UBS analyst Philippe Houchois said: The EU traditionally has been a watchdog making sure that member states don't give unfair aid to struggling companies ... there could be an EU policy that acknowledges that downsizing would benefit the industry long term.

Another analyst who asked not to be identified said: Marchionne made the comparison with the steel industry. What would help is EU-wide relaxing rules for firing workers, making it less expensive.

It's an EU-level problem, because the EU put on a lot of C02 limits which increase costs and the EU negotiates trade agreements with Asian countries.

Not all the ACEA's members agree with the lobby group's call to arms, however.

I'm not at all calling for government aid, said Bernhard Mattes, head of Ford's German operations.

A restructuring of companies must be carried out by the companies, Mattes said.

Carlos Ghosn, chief executive of French carmaker Renault and its Japanese alliance partner Nissan Motor <7201.T>, predicted the first European restructuring moves could open the floodgates to a rash of plant closures.

At the moment, all European carmakers have capacity problems, Ghosn said.

But the day somebody's able to restructure heavily in Europe, it's going to force all car makers to do it.


The European auto industry has few tools at EU level that can help it deal with overcapacity and while ACEA may want a concerted approach, national governments will be loath to cede control of such a key political issue.

British business secretary Vince Cable was at the auto show as part of a bid to save jobs in the struggling sector, his presence highlighting the sensitivity of threatened plant closures, which often mean the loss of thousands of jobs.

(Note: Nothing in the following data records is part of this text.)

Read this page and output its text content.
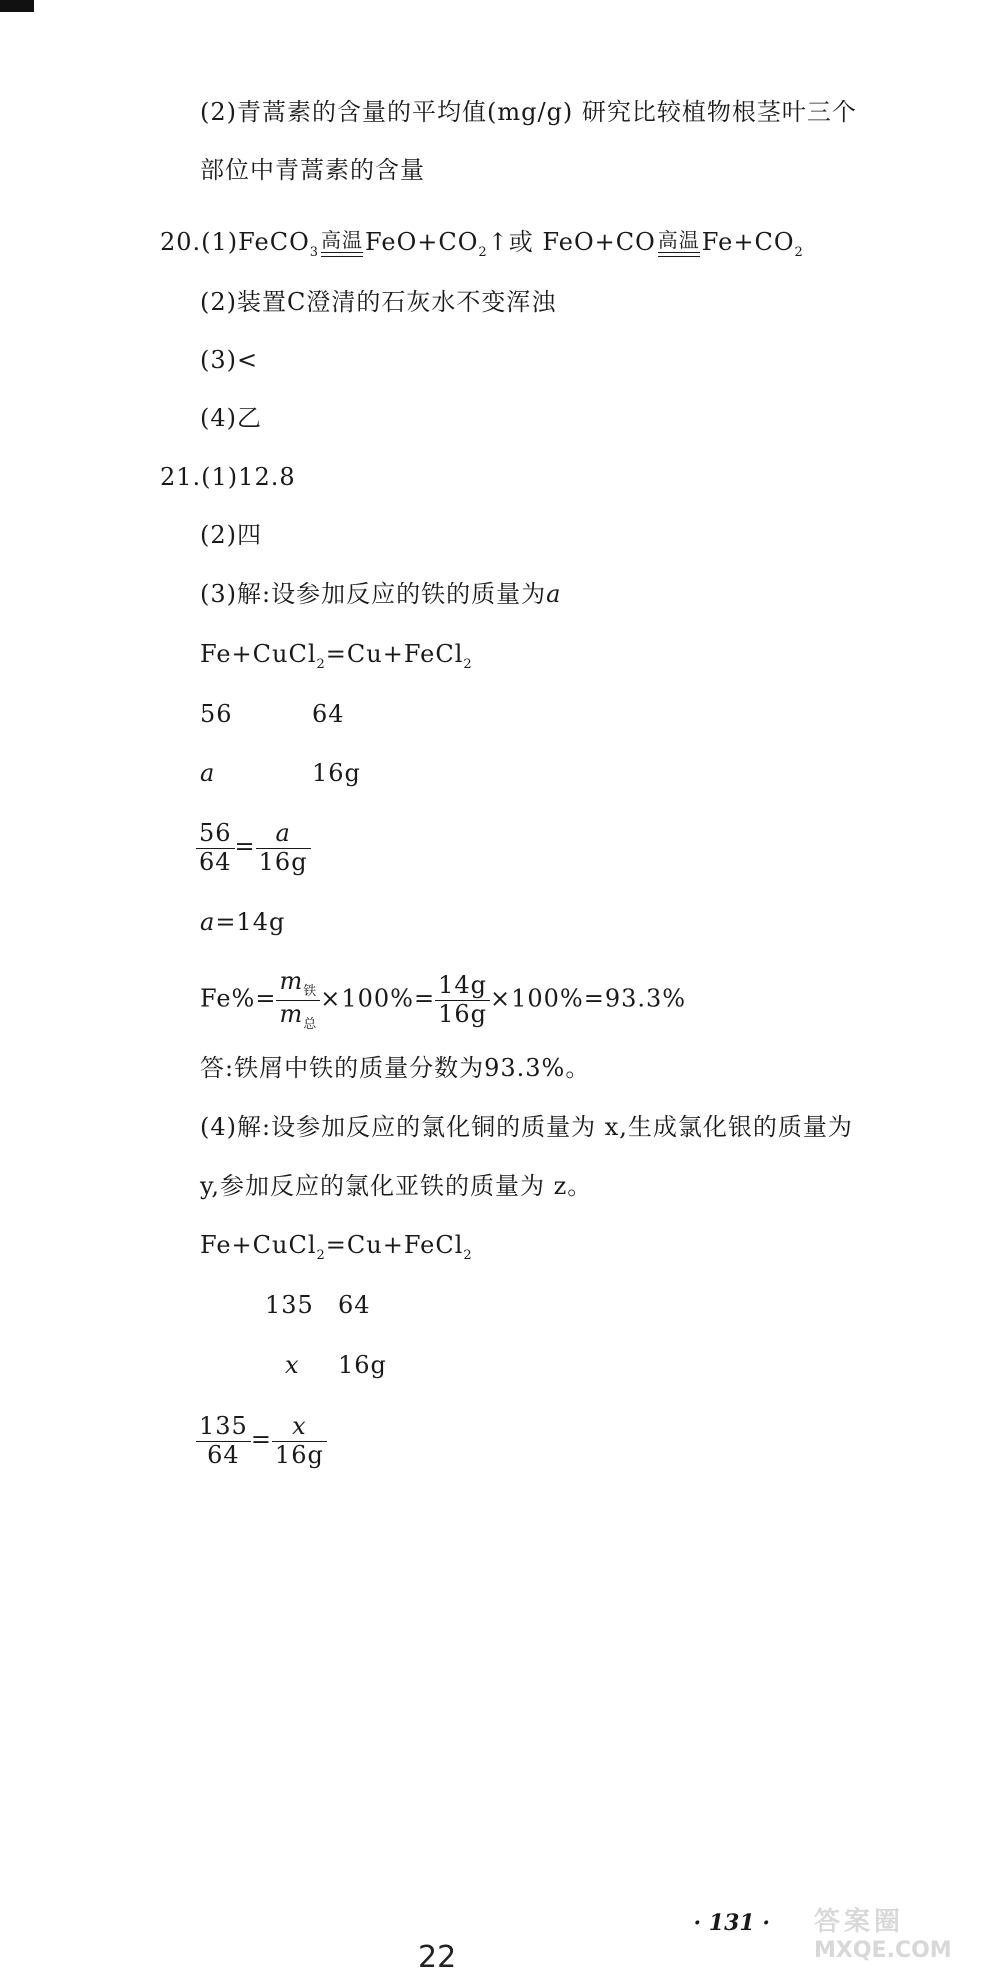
(2)青蒿素的含量的平均值(mg/g) 研究比较植物根茎叶三个
部位中青蒿素的含量
20.(1)FeCO$_3$
高温 $FeO+CO_2↑$或 FeO+CO 高温 $Fe+CO_2$
(2)装置C澄清的石灰水不变浑浊
(3)<
(4)乙
21.(1)12.8
(2)四
(3)解:设参加反应的铁的质量为a
Fe+CuCl$_2$=Cu+FeCl$_2$
56	64
a	16g
$\frac{56}{64} = \frac{a}{16g}$
a=14g
$Fe\%= \frac{m_铁}{m_总} \times 100\%= \frac{14g}{16g} \times 100\%=93.3\%$
答:铁屑中铁的质量分数为93.3%。
(4)解:设参加反应的氯化铜的质量为 x,生成氯化银的质量为
y,参加反应的氯化亚铁的质量为 z。
Fe+CuCl$_2$=Cu+FeCl$_2$
135 64
x 16g
$\frac{135}{64} = \frac{x}{16g}$
· 131 ·
22
答案圈
MXQE.COM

Britain got some good news, with Japan's Nissan Motor Co. <7201.T> pledging to build a new compact car in Sunderland, northeast England, but Cable was also due to meet GM bosses to try to persuade them not to close the Vauxhall plant in Ellesmere Port in northwest England.

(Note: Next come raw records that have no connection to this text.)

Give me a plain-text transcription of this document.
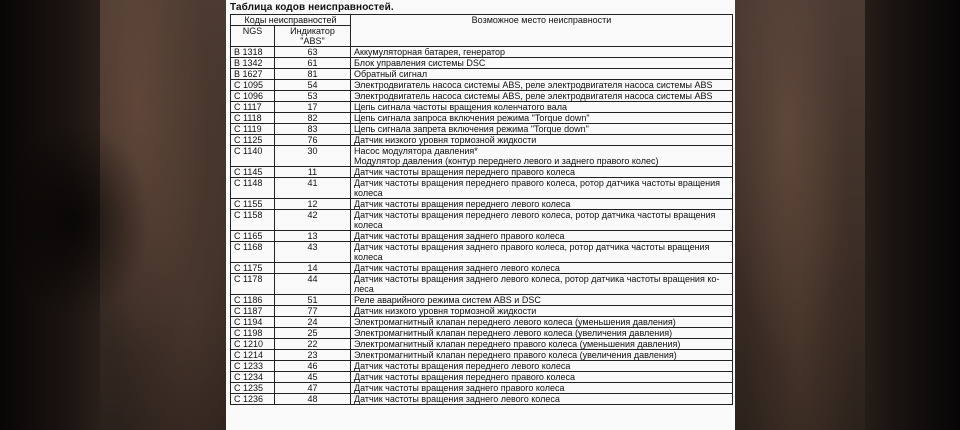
Таблица кодов неисправностей.
Коды неисправностей		Возможное место неисправности
NGS	Индикатор "ABS"	
B 1318	63	Аккумуляторная батарея, генератор

B 1342	61	Блок управления системы DSC

B 1627	81	Обратный сигнал

C 1095	54	Электродвигатель насоса системы ABS, реле электродвигателя насоса системы ABS

C 1096	53	Электродвигатель насоса системы ABS, реле электродвигателя насоса системы ABS

C 1117	17	Цепь сигнала частоты вращения коленчатого вала

C 1118	82	Цепь сигнала запроса включения режима "Torque down"

C 1119	83	Цепь сигнала запрета включения режима "Torque down"

C 1125	76	Датчик низкого уровня тормозной жидкости

C 1140	30	Насос модулятора давления*
Модулятор давления (контур переднего левого и заднего правого колес)

C 1145	11	Датчик частоты вращения переднего правого колеса

C 1148	41	Датчик частоты вращения переднего правого колеса, ротор датчика частоты вращения
колеса

C 1155	12	Датчик частоты вращения переднего левого колеса

C 1158	42	Датчик частоты вращения переднего левого колеса, ротор датчика частоты вращения
колеса

C 1165	13	Датчик частоты вращения заднего правого колеса

C 1168	43	Датчик частоты вращения заднего правого колеса, ротор датчика частоты вращения
колеса

C 1175	14	Датчик частоты вращения заднего левого колеса

C 1178	44	Датчик частоты вращения заднего левого колеса, ротор датчика частоты вращения ко-
леса

C 1186	51	Реле аварийного режима систем ABS и DSC

C 1187	77	Датчик низкого уровня тормозной жидкости

C 1194	24	Электромагнитный клапан переднего левого колеса (уменьшения давления)

C 1198	25	Электромагнитный клапан переднего левого колеса (увеличения давления)

C 1210	22	Электромагнитный клапан переднего правого колеса (уменьшения давления)

C 1214	23	Электромагнитный клапан переднего правого колеса (увеличения давления)

C 1233	46	Датчик частоты вращения переднего левого колеса

C 1234	45	Датчик частоты вращения переднего правого колеса

C 1235	47	Датчик частоты вращения заднего правого колеса

C 1236	48	Датчик частоты вращения заднего левого колеса
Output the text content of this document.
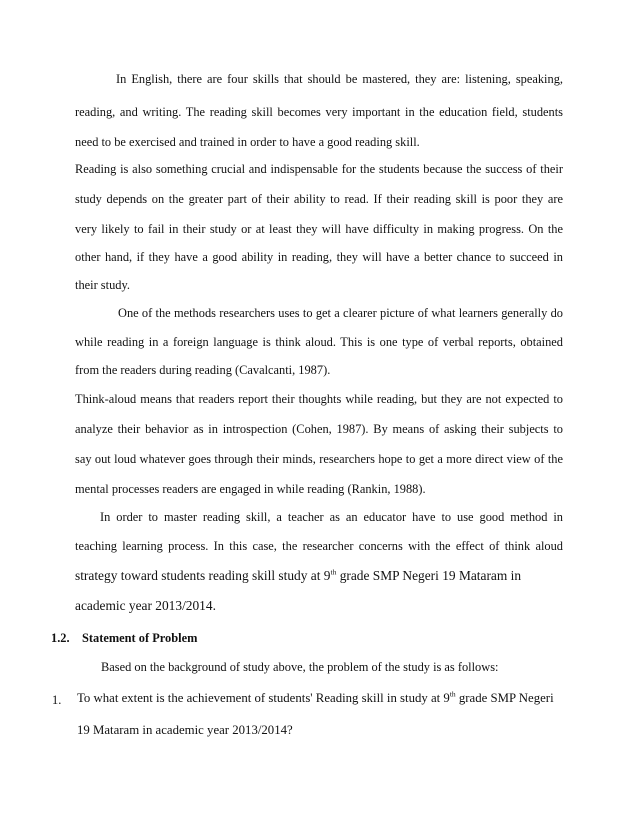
In English, there are four skills that should be mastered, they are: listening, speaking,
reading, and writing. The reading skill becomes very important in the education field, students
need to be exercised and trained in order to have a good reading skill.
Reading is also something crucial and indispensable for the students because the success of their
study depends on the greater part of their ability to read. If their reading skill is poor they are
very likely to fail in their study or at least they will have difficulty in making progress. On the
other hand, if they have a good ability in reading, they will have a better chance to succeed in
their study.
One of the methods researchers uses to get a clearer picture of what learners generally do
while reading in a foreign language is think aloud. This is one type of verbal reports, obtained
from the readers during reading (Cavalcanti, 1987).
Think-aloud means that readers report their thoughts while reading, but they are not expected to
analyze their behavior as in introspection (Cohen, 1987). By means of asking their subjects to
say out loud whatever goes through their minds, researchers hope to get a more direct view of the
mental processes readers are engaged in while reading (Rankin, 1988).
In order to master reading skill, a teacher as an educator have to use good method in
teaching learning process. In this case, the researcher concerns with the effect of think aloud
strategy toward students reading skill study at 9th grade SMP Negeri 19 Mataram in
academic year 2013/2014.
1.2. Statement of Problem
Based on the background of study above, the problem of the study is as follows:
1. To what extent is the achievement of students' Reading skill in study at 9th grade SMP Negeri
19 Mataram in academic year 2013/2014?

UBS's Houchois noted there was room for conflict between the EU and national governments on the issue.

Having said that, we've seen a change in governments willingness and ability to take action compared to before. Governments are less committed to supporting industry.

The second analyst agreed: If the EU can do it for Greece, they can do it for the car industry, the analyst said. The main point is that they are starting to talk about it.

Hodac also said he had noted that the attitude in Brussels towards the auto industry was changing.

I am noticing more of a willingness to listen, he said.